MOSCOW, October 1 – Novosti. The Department for External Church Relations of the Moscow Patriarchate will soon receive an appeal from the Minister of Justice of Latvia on autocephaly, said the head of the department, Metropolitan Anthony (Sevryuk) of Volokolamsk.
“One of these days, the department for external church relations should receive an appeal from the Ministry of Justice of Latvia with a demand to grant autocephaly to the Latvian church. So far, such an appeal has not been received. But if it arrives, it will put us in an uncomfortable position: after all, autocephaly is given to the petitioner. I don’t think that the ministry Justice needs a tomos, indicating that this ministry is independent of the Moscow Patriarchate,” he said in the program “Church and Peace” on the TV channel “Russia 24”.

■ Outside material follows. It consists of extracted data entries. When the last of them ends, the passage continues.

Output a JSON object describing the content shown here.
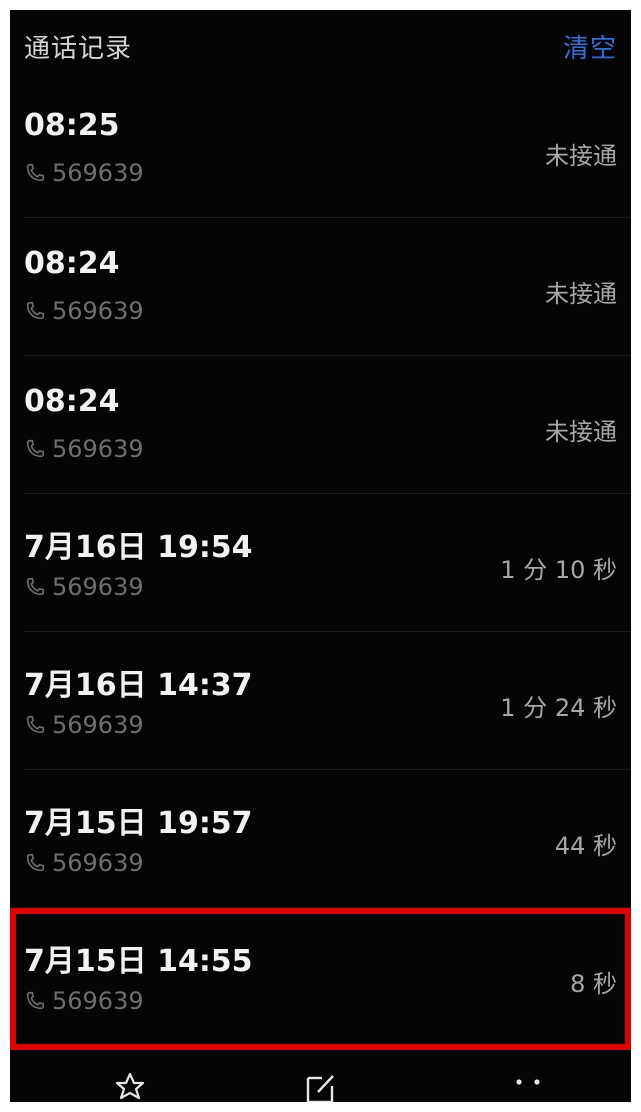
{
  "header": {
    "title": "通话记录",
    "action_label": "清空"
  },
  "calls": [
    {
      "time": "08:25",
      "number": "569639",
      "status": "未接通"
    },
    {
      "time": "08:24",
      "number": "569639",
      "status": "未接通"
    },
    {
      "time": "08:24",
      "number": "569639",
      "status": "未接通"
    },
    {
      "time": "7月16日 19:54",
      "number": "569639",
      "status": "1 分 10 秒"
    },
    {
      "time": "7月16日 14:37",
      "number": "569639",
      "status": "1 分 24 秒"
    },
    {
      "time": "7月15日 19:57",
      "number": "569639",
      "status": "44 秒"
    },
    {
      "time": "7月15日 14:55",
      "number": "569639",
      "status": "8 秒"
    }
  ],
  "highlighted_index": 6,
  "colors": {
    "background": "#050505",
    "accent": "#2f6fe0",
    "highlight": "#e00000"
  },
  "bottom_bar": {
    "icons": [
      "star-icon",
      "edit-icon",
      "more-icon"
    ]
  }
}
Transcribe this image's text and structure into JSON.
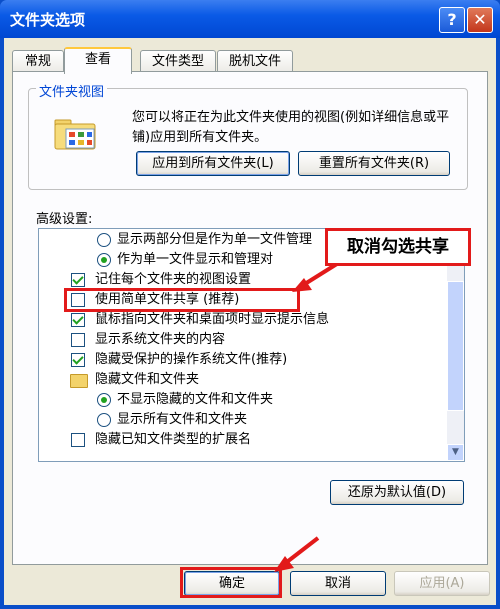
{
  "window": {
    "title": "文件夹选项",
    "help": "?",
    "close": "✕"
  },
  "tabs": [
    {
      "label": "常规"
    },
    {
      "label": "查看"
    },
    {
      "label": "文件类型"
    },
    {
      "label": "脱机文件"
    }
  ],
  "folder_views": {
    "legend": "文件夹视图",
    "description": "您可以将正在为此文件夹使用的视图(例如详细信息或平铺)应用到所有文件夹。",
    "apply_all_label": "应用到所有文件夹(L)",
    "reset_all_label": "重置所有文件夹(R)"
  },
  "advanced": {
    "label": "高级设置:",
    "items": [
      {
        "type": "radio",
        "checked": false,
        "label": "显示两部分但是作为单一文件管理"
      },
      {
        "type": "radio",
        "checked": true,
        "label": "作为单一文件显示和管理对"
      },
      {
        "type": "checkbox",
        "checked": true,
        "label": "记住每个文件夹的视图设置"
      },
      {
        "type": "checkbox",
        "checked": false,
        "label": "使用简单文件共享 (推荐)"
      },
      {
        "type": "checkbox",
        "checked": true,
        "label": "鼠标指向文件夹和桌面项时显示提示信息"
      },
      {
        "type": "checkbox",
        "checked": false,
        "label": "显示系统文件夹的内容"
      },
      {
        "type": "checkbox",
        "checked": true,
        "label": "隐藏受保护的操作系统文件(推荐)"
      },
      {
        "type": "folder",
        "label": "隐藏文件和文件夹"
      },
      {
        "type": "radio",
        "checked": true,
        "label": "不显示隐藏的文件和文件夹"
      },
      {
        "type": "radio",
        "checked": false,
        "label": "显示所有文件和文件夹"
      },
      {
        "type": "checkbox",
        "checked": false,
        "label": "隐藏已知文件类型的扩展名"
      }
    ],
    "restore_defaults_label": "还原为默认值(D)"
  },
  "callout": {
    "text": "取消勾选共享"
  },
  "footer": {
    "ok_label": "确定",
    "cancel_label": "取消",
    "apply_label": "应用(A)"
  },
  "colors": {
    "title_blue": "#0a5ae6",
    "dialog_bg": "#ece9d8",
    "annotation_red": "#e21a1a",
    "check_green": "#21a121"
  }
}
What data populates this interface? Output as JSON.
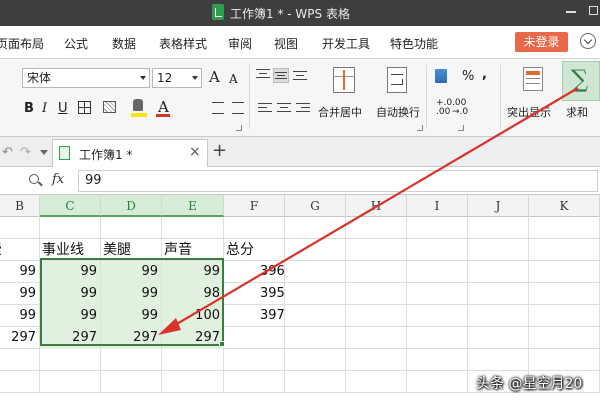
{
  "titlebar": {
    "title": "工作簿1 * - WPS 表格"
  },
  "menu": {
    "items": [
      "页面布局",
      "公式",
      "数据",
      "表格样式",
      "审阅",
      "视图",
      "开发工具",
      "特色功能"
    ],
    "login_label": "未登录"
  },
  "ribbon": {
    "font_name": "宋体",
    "font_size": "12",
    "grow_font": "A",
    "shrink_font": "A",
    "bold": "B",
    "italic": "I",
    "underline": "U",
    "font_color_glyph": "A",
    "merge_label": "合并居中",
    "wrap_label": "自动换行",
    "percent": "%",
    "comma": "⁾",
    "inc_decimal": "+.0\n.00",
    "dec_decimal": ".00\n→.0",
    "highlight_label": "突出显示",
    "sum_label": "求和",
    "sigma": "∑"
  },
  "tabbar": {
    "doc_title": "工作簿1 *",
    "close": "×",
    "add": "+"
  },
  "formula_bar": {
    "fx": "fx",
    "value": "99"
  },
  "columns": [
    "B",
    "C",
    "D",
    "E",
    "F",
    "G",
    "H",
    "I",
    "J",
    "K"
  ],
  "selected_columns": [
    "C",
    "D",
    "E"
  ],
  "sheet": {
    "header_row": [
      "费",
      "事业线",
      "美腿",
      "声音",
      "总分"
    ],
    "rows": [
      [
        "99",
        "99",
        "99",
        "99",
        "396"
      ],
      [
        "99",
        "99",
        "99",
        "98",
        "395"
      ],
      [
        "99",
        "99",
        "99",
        "100",
        "397"
      ],
      [
        "297",
        "297",
        "297",
        "297",
        ""
      ]
    ]
  },
  "watermark": "头条 @星空月20",
  "colors": {
    "accent_green": "#3a7d3c",
    "selection_fill": "#e2f1df",
    "arrow_red": "#d9342b",
    "login_orange": "#e8694a"
  }
}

Earlier, the media, citing the Latvian national news agency LETA, reported that the Latvian government authorized Minister of Justice Janis Bordans to apply on behalf of the state to Patriarch Kirill for the issuance of a tomos (church document) declaring autocephaly of the Latvian Orthodox Church. Archpriest Nikolai Balashov , adviser to the Patriarch of Moscow and All Russia , then told Novosti that such an appeal would not be legitimate, since the Ministry of Justice was not authorized to negotiate issues of church law.
The LOC is an autonomous church within the Moscow Patriarchate , which, according to the charter of the Russian Orthodox Church , is governed by its primate, the Metropolitan of Riga and All Latvia , as well as its own synod. Autonomy was granted to her in 1992 by the tomos of Patriarch Alexy II of Moscow and All Russia.
On September 5, Latvian President Egils Levits submitted amendments to the law on the LOC to parliament, according to which “the fully independent and independent (autocephalous) status of the Latvian Orthodox Church is recognized.” In his opinion, “denial of any connection with the Moscow Patriarch” is important for Orthodox believers in Latvia and national security. The Saeima of Latvia urgently adopted the amendments on 8 September. In the Russian Orthodox Church, this decision was called a “crazy anti-constitutional intrusion” of the secular state into the affairs of the church.